- Active: 1942–1949
- Country: Soviet Union
- Engagements: World War II First Rzhev–Sychyovka Offensive; Battle for Velikiye Luki; Smolensk Operation; Nevel Offensive; Gorodok Offensive; Vitebsk Offensive; Belarusian Operation; Baltic Offensive; East Prussian Offensive; ;

Commanders
- Notable commanders: Mikhail Gromov (May 1942 – May 1943) Nikolai Filippovich Papivin (May 1943 – May 1945)

= 3rd Air Army =

3rd Air Army (3 VA) was an Air Army of the Soviet Armed Forces during the Second World War. It was formed May 16, 1942, in accordance with a People's Commissariat for Defence order of 5 May 1942 on the basis of the Air Forces of the Kalinin Front.

==Combat path==
The formation's combat path began in July 1942 during a defensive operation in the town of Bely, Tver Oblast, then participated in Rzhev-Sychevskaya and in the Luki operation. In February 1943 a number of its formations supported the troops of the North-Western Front in the liquidation of the Demyansk pocket. Later, as part of the Kalinin Front (October 20, 1943, renamed to 1st Baltic Front), the 3rd Air Army participated in the Front's Smolensk, Nevel, Gorodok, Vitebsk, Belarusian and Baltic Offensives.

In February 1945, near Koenigsberg, it came under the operational command of the 1st Air Army of the 3rd Belorussian Front and participated in the East Prussian Offensive. On 5 May 1945, it was transferred to the operational command of the Leningrad Front and with 15th Air Army took part in the blockade of German forces in the Courland Peninsula.

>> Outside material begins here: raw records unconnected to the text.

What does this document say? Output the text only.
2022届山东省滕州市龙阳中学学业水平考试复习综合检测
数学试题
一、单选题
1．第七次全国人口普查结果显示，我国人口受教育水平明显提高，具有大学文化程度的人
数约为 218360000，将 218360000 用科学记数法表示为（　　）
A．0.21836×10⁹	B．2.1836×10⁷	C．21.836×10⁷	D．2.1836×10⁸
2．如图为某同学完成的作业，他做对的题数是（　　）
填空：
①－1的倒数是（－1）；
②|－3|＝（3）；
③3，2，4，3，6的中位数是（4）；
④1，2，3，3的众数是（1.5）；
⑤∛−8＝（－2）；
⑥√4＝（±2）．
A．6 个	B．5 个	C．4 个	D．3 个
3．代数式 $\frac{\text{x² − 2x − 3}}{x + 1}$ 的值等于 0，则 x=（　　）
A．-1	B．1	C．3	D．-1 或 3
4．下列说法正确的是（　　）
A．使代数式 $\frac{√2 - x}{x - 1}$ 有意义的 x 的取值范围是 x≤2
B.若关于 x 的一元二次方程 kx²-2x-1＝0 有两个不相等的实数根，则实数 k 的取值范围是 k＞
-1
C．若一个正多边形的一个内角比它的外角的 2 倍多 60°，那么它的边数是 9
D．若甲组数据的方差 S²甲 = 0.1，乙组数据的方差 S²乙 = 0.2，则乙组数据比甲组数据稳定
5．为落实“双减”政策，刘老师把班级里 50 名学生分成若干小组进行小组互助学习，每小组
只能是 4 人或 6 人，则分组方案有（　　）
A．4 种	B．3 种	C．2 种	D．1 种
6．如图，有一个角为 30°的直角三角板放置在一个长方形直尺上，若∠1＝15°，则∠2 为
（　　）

During the war 3VA flew over 200,000 sorties. It destroyed 4,000 enemy aircraft on the ground and in the air. Thousands of its soldiers were awarded orders and medals, many of the pilots and navigators the title Hero of the Soviet Union and Ivan Pavlov and Aleksey Smirnov won the title twice.

==Composition==
The Combat Composition of the Soviet Army for 1 June 1942 shows the 3rd Air Army with the 209th, 210th Fighter Aviation Divisions, the 211th and 212th Mixed Aviation Divisions, the 684th and 695th Lighter Bomber Aviation Regiments, the 195th, 708th, 881st, 882nd, 883rd, 884th, 885th, and 887th Mixed Aviation Regiments, and the 3rd Reconnaissance Aviation Squadron. By 1 April 1943, 3rd Air Army was reported by Soviet official sources to comprise 1st Guards Fighter Aviation Corps (3rd and 4th Guards Fighter Aviation Divisions, including 63rd Guards Fighter Aviation Regiment), 1st Assault Aviation Corps (266th, 292nd Assault Aviation Divisions), 2nd Assault Aviation Corps (231st, 232nd Assault Aviation Divisions), 2nd Fighter Aviation Corps (209th, 215th Fighter Aviation Divisions), 211th Night Bomber Aviation Division, 80th Guards, 780th Bomber Aviation Regiments, 6th Guards, 230th, and 280th Assault Aviation Regiments, the 11th Independent Reconnaissance Aviation Regiment, 887th Assault Aviation Regiment, and the 13th and 36th Corps Aviation Squadrons.

== Commanders ==
- 05/05/1942 - Major General, Lieutenant General of Aviation Mikhail Gromov
- 26/05/1943 - Major General of Aviation, Lieutenant General of Aviation, Colonel General of Aviation Nikolai Filippovich Papivin

==Disestablishment==
On May 5, 1945, the army transferred to the operational control of the Leningrad Front. On July 24, 1945, it came under Leningrad Military District. In early 1946, units and formations of the army transferred to the 15th Air Army, and on the basis of the remaining formed 1st Air Army long-range aviation.